Iraq: Arbil bombings

He was not unjustified, taking into account the relative tranquility and stability of Iraqi Kurdistan.

Should the latest treacherous suicide bombings that targeted the Kurdistan Democratic Party (KDP) and Patriotic Union of Kurdistan (PUK) offices in Arbil and that took the lives of Kurdish leadership figures be taken as an expansion of violence in the territory of Iraq, indicating that nowhere and nobody is safe? Is that the end of stability and security in the northern part of Iraq?

Doubtlessly, Sami Abdurrahman could not foresee that the suicide bombings that were in their initial stages in the Sunni Triangle would knock on his own door in Arbil and take his life, as nobody else could have foreseen in mid-July 2003. However, it would be far-fetched to claim that predominantly Kurdish northern Iraq will be plunged into chaos and instability, even if the perpetrators of the suicide bombings might have planned it to work out that way. Any observer who is eyewitness to the prevailing circumstances in the north can attest to the fact that both Kurdish regional administrations can keep the security situation in their regions under control. The "Sunni Kurdish north" is by no means a candidate for following in the footsteps of the Arab Sunni Triangle further south.

The autonomy enjoyed over last 12 years and the starkly different ethnic and social composition of the north will not permit it to be transformed into a second Sunni Triangle.

Nonetheless, the latest terror that struck the heart of Iraqi Kurdish leadership can have a far-reaching impact on the evolution of the ongoing federalism debate in Iraq. Those unfortunate events most probably will embolden the Kurdish resolve to have a decentralized Iraq to the greatest extent possible. It will also add fuel to the "independentist" tendency in the grassroots. Such developments might give shivers to an already uneasy Turkey, very allergic to the emergence of any sort of Kurdish entity next to its troubled southeastern frontier.
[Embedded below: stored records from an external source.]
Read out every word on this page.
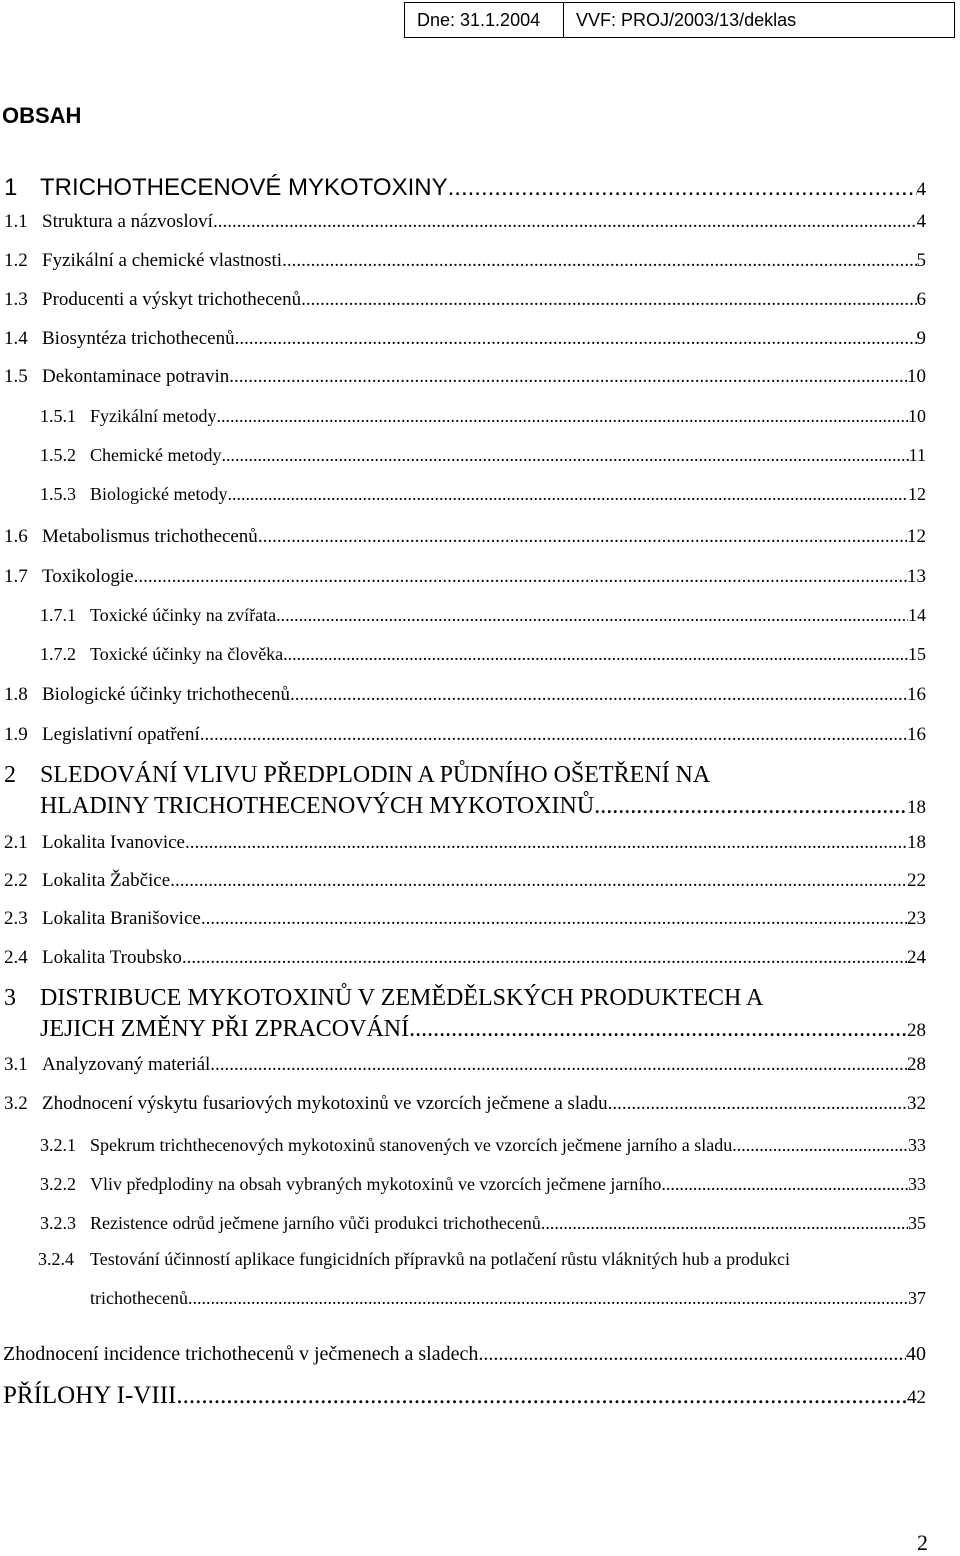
Dne: 31.1.2004	VVF: PROJ/2003/13/deklas
OBSAH
1 TRICHOTHECENOVÉ MYKOTOXINY .....	4
1.1 Struktura a názvosloví .....	4
1.2 Fyzikální a chemické vlastnosti .....	5
1.3 Producenti a výskyt trichothecenů .....	6
1.4 Biosyntéza trichothecenů .....	9
1.5 Dekontaminace potravin .....	10
1.5.1 Fyzikální metody .....	10
1.5.2 Chemické metody .....	11
1.5.3 Biologické metody .....	12
1.6 Metabolismus trichothecenů .....	12
1.7 Toxikologie .....	13
1.7.1 Toxické účinky na zvířata .....	14
1.7.2 Toxické účinky na člověka .....	15
1.8 Biologické účinky trichothecenů .....	16
1.9 Legislativní opatření .....	16
2 SLEDOVÁNÍ VLIVU PŘEDPLODIN A PŮDNÍHO OŠETŘENÍ NA
HLADINY TRICHOTHECENOVÝCH MYKOTOXINŮ .....	18
2.1 Lokalita Ivanovice .....	18
2.2 Lokalita Žabčice .....	22
2.3 Lokalita Branišovice .....	23
2.4 Lokalita Troubsko .....	24
3 DISTRIBUCE MYKOTOXINŮ V ZEMĚDĚLSKÝCH PRODUKTECH A
JEJICH ZMĚNY PŘI ZPRACOVÁNÍ .....	28
3.1 Analyzovaný materiál .....	28
3.2 Zhodnocení výskytu fusariových mykotoxinů ve vzorcích ječmene a sladu .....	32
3.2.1 Spekrum trichthecenových mykotoxinů stanovených ve vzorcích ječmene jarního a sladu .....	33
3.2.2 Vliv předplodiny na obsah vybraných mykotoxinů ve vzorcích ječmene jarního .....	33
3.2.3 Rezistence odrůd ječmene jarního vůči produkci trichothecenů .....	35
3.2.4 Testování účinností aplikace fungicidních přípravků na potlačení růstu vláknitých hub a produkci
trichothecenů .....	37
Zhodnocení incidence trichothecenů v ječmenech a sladech .....	40
PŘÍLOHY I-VIII .....	42
2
In the wake of the Arbil incident, it is high time to engage in visionary statesmanship. The quick and commendable reaction of Turkish Foreign Minister Abdullah Gul when he sent a message of condolence in which he mentioned his "dismay" that such a thing had happened "to our neighbors and relatives in northern Iraq" could be a good start for mending the relations between Turkey and the Iraqi Kurds.

Though it might sound bizarre to some Western ears, the "historical fact" is that there has never been a "historical animosity" between the Turks and the Kurds, like the one that existed between the Kurds and the Arabs. Therefore, if "official Turkey" can move towards embracing the Iraqi Kurds in order to unleash a Turkish-Kurdish synergy following the terrorism that struck Arbil, it could find better and deeper inroads into the Middle Eastern quagmire that could render a positive and sobering impact on the region. This could also save Turkey from making unnecessary gestures towards those Arabs on the losing side of the "regional equation."
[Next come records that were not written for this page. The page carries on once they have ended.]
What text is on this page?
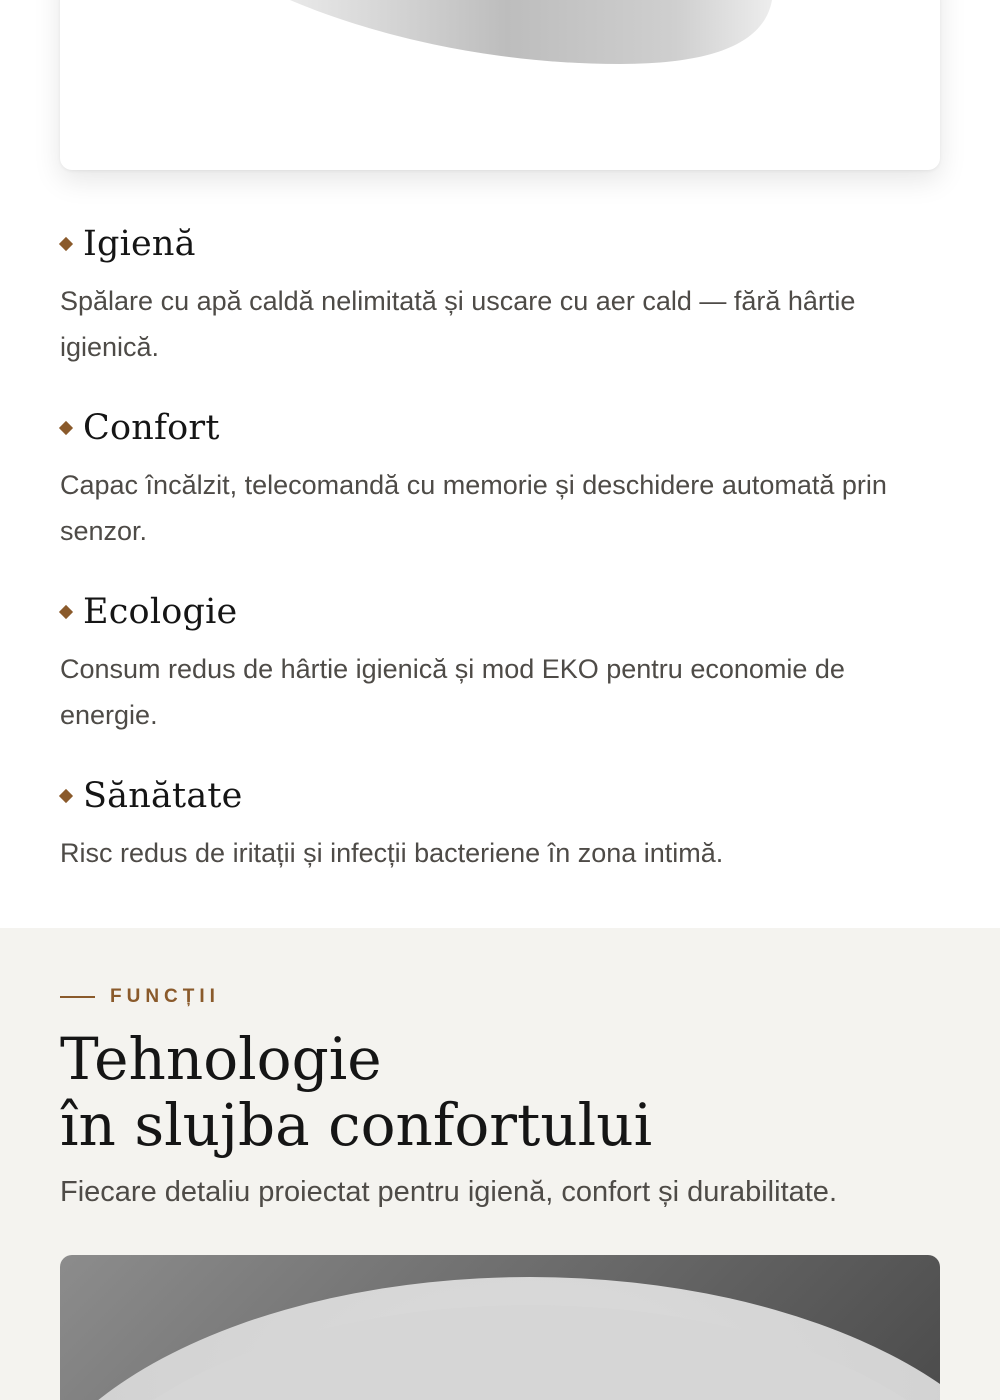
Igienă

Spălare cu apă caldă nelimitată și uscare cu aer cald — fără hârtie igienică.

Confort

Capac încălzit, telecomandă cu memorie și deschidere automată prin senzor.

Ecologie

Consum redus de hârtie igienică și mod EKO pentru economie de energie.

Sănătate

Risc redus de iritații și infecții bacteriene în zona intimă.

FUNCȚII
Tehnologie
în slujba confortului

Fiecare detaliu proiectat pentru igienă, confort și durabilitate.
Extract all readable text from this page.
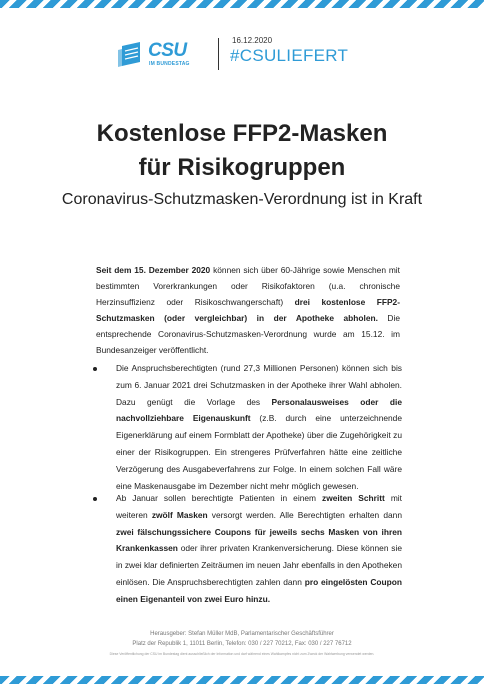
CSU
IM BUNDESTAG
16.12.2020
#CSULIEFERT
Kostenlose FFP2-Masken
für Risikogruppen

Coronavirus-Schutzmasken-Verordnung ist in Kraft

Seit dem 15. Dezember 2020 können sich über 60-Jährige sowie Menschen mit bestimmten Vorerkrankungen oder Risikofaktoren (u.a. chronische Herzinsuffizienz oder Risikoschwangerschaft) drei kostenlose FFP2-Schutzmasken (oder vergleichbar) in der Apotheke abholen. Die entsprechende Coronavirus-Schutzmasken-Verordnung wurde am 15.12. im Bundesanzeiger veröffentlicht.

Die Anspruchsberechtigten (rund 27,3 Millionen Personen) können sich bis zum 6. Januar 2021 drei Schutzmasken in der Apotheke ihrer Wahl abholen. Dazu genügt die Vorlage des Personalausweises oder die nachvollziehbare Eigenauskunft (z.B. durch eine unterzeichnende Eigenerklärung auf einem Formblatt der Apotheke) über die Zugehörigkeit zu einer der Risikogruppen. Ein strengeres Prüfverfahren hätte eine zeitliche Verzögerung des Ausgabeverfahrens zur Folge. In einem solchen Fall wäre eine Maskenausgabe im Dezember nicht mehr möglich gewesen.

Ab Januar sollen berechtigte Patienten in einem zweiten Schritt mit weiteren zwölf Masken versorgt werden. Alle Berechtigten erhalten dann zwei fälschungssichere Coupons für jeweils sechs Masken von ihren Krankenkassen oder ihrer privaten Krankenversicherung. Diese können sie in zwei klar definierten Zeiträumen im neuen Jahr ebenfalls in den Apotheken einlösen. Die Anspruchsberechtigten zahlen dann pro eingelösten Coupon einen Eigenanteil von zwei Euro hinzu.

Herausgeber: Stefan Müller MdB, Parlamentarischer Geschäftsführer

Platz der Republik 1, 11011 Berlin, Telefon: 030 / 227 70212, Fax: 030 / 227 76712

Diese Veröffentlichung der CSU im Bundestag dient ausschließlich der Information und darf während eines Wahlkampfes nicht zum Zweck der Wahlwerbung verwendet werden.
After all, what happened in Arbil should be assessed as a second wake-up call for Turkey since it had been subjected to a similar terrorist onslaught on Nov. 15 and 20 in Istanbul. Turkey had been a target of terrorism emanating from the region because it constituted a role model for the whole region as a democratic-secular state. The Kurdish administrations in northern Iraq, no matter how small an area they control, were the harbingers of the pluralistic, democratic and secular Iraq yet to be formed. Despite the misgivings and distrust fueled by certain circles, Turkey and the Iraqi Kurds have much in common, and the Istanbul and Arbil terrorist attacks sealed the commonality in their outlook and destiny.

While we were in Washington with Prime Minister Tayyip Erdogan, prior to the carnage in Arbil, the "new game in the town" was the debate on the "Greater Middle East," in which Turkey’s participation and active contribution was being demanded by the United States. Some American policymakers (like Deputy Secretary of Defense Paul Wolfowitz, as he disclosed in a CNN-Turk interview) went so far as to say that the backbone of a new strategic partnership between Turkey and the United States would be based upon highlighting and introducing democracy in the Greater Middle East.

The meaning is clear: That first and foremost Turkey should be helping the West in crafting a new agenda to transform the Greater Middle East. This is the main road that Turkey has to take if it wants to be become a keystone state in the region.

The lessons of the Arbil incident present Turkey with the first chance to redress its vision for meeting the prerequisites of forming the Greater Middle East.